Intel’s Optane Memory has a catch with budget processors

Intel’s Optane Memory has a catch with budget processors

By Darren Allan

Intel launched its Optane Memory – which acts as a small turbocharging cache for a traditional hard disk for an SSD-like speed boost – earlier this week, but a caveat we were unaware of has emerged: the product won’t work with low-end Kaby Lake processors.

As we reported previously, the base requirements for Optane Memory is an M.2 storage slot (which the memory stick plugs into), an Intel 200 series chipset motherboard, and a Kaby Lake (seventh-generation) CPU.

However, as Tech Report spotted, the official list of requirements on Intel’s Optane website stipulates that users must have a Core i3, i5 or i7 Kaby Lake processor.

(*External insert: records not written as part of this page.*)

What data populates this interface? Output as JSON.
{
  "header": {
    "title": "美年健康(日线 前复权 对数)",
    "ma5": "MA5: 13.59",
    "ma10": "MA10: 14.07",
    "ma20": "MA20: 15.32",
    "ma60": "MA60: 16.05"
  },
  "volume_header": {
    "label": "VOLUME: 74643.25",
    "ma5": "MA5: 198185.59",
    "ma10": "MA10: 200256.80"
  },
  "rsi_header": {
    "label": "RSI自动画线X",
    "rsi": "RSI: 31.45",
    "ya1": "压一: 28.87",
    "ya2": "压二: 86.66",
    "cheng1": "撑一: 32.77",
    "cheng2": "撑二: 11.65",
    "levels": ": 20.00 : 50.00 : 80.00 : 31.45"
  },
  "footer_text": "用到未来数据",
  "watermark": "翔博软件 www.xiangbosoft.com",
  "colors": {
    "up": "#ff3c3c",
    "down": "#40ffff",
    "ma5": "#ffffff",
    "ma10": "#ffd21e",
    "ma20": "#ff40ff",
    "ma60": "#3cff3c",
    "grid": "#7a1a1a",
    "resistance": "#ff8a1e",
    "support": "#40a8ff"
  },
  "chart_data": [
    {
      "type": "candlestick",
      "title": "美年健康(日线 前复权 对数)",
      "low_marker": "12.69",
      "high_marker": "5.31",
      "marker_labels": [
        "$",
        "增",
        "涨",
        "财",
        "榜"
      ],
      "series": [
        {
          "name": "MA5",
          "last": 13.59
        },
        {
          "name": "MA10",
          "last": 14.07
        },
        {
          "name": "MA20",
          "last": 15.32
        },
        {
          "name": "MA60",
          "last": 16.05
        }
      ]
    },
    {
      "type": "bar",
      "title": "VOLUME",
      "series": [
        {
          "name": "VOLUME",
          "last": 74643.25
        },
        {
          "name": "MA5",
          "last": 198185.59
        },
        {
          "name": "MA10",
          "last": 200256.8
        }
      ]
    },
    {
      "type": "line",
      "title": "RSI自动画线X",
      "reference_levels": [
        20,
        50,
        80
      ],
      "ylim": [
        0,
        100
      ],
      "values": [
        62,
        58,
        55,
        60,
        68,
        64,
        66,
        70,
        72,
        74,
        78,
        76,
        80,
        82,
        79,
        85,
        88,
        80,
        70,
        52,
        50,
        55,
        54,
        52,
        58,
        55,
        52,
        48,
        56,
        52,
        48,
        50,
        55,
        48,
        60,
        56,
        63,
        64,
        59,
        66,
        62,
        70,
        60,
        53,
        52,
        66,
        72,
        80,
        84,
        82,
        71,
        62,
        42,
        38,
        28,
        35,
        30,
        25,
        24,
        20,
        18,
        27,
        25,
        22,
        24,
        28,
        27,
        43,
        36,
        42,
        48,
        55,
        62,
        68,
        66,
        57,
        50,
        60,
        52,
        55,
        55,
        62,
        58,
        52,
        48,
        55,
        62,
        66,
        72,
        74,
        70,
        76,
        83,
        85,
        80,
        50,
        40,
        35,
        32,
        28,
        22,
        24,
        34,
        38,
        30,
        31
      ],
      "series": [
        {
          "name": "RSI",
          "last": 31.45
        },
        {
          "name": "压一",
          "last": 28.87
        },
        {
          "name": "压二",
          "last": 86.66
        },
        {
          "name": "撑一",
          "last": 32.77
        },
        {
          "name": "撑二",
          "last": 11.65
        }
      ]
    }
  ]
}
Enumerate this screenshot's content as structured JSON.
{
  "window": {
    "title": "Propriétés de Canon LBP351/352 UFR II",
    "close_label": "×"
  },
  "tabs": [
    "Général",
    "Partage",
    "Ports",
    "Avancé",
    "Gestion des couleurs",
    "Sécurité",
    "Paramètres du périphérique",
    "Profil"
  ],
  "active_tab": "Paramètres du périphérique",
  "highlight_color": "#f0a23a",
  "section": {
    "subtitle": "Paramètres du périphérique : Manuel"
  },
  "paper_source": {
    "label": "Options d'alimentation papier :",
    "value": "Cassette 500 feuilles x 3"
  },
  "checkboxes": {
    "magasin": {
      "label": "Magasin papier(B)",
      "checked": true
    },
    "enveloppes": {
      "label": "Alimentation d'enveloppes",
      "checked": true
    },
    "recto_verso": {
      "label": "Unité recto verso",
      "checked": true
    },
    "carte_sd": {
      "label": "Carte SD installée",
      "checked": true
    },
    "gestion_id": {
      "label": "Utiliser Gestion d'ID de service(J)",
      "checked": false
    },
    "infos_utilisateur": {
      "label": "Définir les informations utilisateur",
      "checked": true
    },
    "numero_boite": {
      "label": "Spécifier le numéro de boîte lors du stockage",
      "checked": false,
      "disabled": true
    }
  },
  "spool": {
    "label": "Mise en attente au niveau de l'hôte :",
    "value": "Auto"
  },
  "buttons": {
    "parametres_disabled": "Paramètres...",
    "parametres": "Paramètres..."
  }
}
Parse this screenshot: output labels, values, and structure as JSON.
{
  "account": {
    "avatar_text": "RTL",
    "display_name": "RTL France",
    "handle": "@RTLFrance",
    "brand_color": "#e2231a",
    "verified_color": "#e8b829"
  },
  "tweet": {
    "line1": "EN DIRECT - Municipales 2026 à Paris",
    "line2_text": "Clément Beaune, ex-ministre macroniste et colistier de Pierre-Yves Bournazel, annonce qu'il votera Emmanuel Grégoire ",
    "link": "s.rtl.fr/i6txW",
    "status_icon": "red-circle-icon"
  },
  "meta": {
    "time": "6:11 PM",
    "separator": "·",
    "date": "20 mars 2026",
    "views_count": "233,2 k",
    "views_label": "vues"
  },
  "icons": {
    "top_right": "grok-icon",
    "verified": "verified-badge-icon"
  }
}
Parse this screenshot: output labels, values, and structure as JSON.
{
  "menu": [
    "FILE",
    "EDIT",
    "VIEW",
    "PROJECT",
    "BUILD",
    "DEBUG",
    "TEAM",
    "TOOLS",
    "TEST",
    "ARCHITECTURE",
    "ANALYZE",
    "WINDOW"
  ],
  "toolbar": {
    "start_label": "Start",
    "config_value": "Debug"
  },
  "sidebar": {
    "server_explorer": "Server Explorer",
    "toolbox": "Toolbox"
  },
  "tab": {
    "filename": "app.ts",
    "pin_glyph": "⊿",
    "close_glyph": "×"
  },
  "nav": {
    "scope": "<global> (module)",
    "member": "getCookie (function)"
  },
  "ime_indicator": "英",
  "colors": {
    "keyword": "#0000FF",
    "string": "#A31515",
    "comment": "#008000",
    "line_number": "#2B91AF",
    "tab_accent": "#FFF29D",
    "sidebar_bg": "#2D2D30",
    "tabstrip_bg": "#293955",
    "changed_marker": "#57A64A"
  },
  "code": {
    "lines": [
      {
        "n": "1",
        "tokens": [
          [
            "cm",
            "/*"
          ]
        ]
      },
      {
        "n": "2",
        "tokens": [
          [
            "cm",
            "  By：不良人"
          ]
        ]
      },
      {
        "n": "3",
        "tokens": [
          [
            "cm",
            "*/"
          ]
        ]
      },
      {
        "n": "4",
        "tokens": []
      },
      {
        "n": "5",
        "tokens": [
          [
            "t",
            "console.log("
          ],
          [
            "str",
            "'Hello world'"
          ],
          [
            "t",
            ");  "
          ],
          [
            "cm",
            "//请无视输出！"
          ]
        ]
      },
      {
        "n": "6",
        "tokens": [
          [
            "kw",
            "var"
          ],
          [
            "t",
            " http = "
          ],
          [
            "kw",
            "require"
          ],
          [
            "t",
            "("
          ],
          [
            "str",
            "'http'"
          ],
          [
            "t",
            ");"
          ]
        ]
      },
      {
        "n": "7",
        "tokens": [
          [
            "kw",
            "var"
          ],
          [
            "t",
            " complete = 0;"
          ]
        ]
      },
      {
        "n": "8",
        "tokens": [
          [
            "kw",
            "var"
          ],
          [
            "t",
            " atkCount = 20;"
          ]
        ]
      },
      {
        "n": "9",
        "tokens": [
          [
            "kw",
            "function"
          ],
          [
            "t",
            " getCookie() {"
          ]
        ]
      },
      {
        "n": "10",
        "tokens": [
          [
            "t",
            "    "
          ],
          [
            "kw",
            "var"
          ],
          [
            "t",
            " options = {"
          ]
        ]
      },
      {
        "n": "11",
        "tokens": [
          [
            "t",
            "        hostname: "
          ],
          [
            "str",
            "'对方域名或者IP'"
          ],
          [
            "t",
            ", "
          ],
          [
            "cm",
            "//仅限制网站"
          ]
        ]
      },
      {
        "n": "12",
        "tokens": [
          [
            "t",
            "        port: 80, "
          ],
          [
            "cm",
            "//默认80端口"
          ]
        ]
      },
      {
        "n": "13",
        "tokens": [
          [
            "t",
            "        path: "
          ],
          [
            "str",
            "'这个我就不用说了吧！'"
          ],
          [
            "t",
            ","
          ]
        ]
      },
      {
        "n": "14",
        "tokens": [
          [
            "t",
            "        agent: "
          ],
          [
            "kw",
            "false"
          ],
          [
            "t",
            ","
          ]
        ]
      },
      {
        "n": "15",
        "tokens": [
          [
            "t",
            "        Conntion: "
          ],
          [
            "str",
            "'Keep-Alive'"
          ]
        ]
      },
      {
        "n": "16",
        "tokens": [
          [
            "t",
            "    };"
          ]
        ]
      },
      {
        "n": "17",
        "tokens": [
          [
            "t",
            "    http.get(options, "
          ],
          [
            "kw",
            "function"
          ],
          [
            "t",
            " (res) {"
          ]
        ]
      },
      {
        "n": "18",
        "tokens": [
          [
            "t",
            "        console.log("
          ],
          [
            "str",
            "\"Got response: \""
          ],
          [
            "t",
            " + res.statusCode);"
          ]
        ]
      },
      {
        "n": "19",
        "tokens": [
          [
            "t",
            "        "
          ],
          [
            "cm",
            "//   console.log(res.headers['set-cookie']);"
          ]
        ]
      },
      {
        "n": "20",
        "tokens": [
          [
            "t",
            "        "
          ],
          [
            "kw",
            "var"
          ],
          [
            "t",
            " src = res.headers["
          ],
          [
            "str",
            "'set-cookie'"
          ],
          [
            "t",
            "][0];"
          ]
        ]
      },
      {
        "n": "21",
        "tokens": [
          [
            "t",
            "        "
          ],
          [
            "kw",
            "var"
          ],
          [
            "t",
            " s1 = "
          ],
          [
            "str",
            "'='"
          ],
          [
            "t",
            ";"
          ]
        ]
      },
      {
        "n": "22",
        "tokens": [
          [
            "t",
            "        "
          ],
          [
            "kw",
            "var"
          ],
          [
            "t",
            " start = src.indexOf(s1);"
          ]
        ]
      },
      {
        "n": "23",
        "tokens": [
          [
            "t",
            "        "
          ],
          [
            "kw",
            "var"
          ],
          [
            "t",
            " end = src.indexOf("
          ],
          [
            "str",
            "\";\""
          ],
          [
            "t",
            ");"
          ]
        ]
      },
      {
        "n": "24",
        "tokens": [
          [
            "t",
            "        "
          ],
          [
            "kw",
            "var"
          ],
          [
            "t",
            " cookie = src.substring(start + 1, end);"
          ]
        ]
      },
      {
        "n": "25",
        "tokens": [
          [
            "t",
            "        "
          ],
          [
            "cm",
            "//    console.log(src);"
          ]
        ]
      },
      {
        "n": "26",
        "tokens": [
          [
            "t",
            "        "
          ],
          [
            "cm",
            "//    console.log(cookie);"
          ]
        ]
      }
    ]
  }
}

That’s an important distinction, because it leaves non-Core family CPUs out in the cold, even if they are the latest seventh-generation. This means Pentium and Celeron models, and on the laptop front the Core Y-series (which were referred to as Core M pre-Kaby Lake), isn’t supported by Optane either.

Pentium problems

Clearly, then, if you’re building a budget PC, and were thinking of boosting a large hard drive’s speed with 16GB of Optane Memory, this is an issue to bear in mind.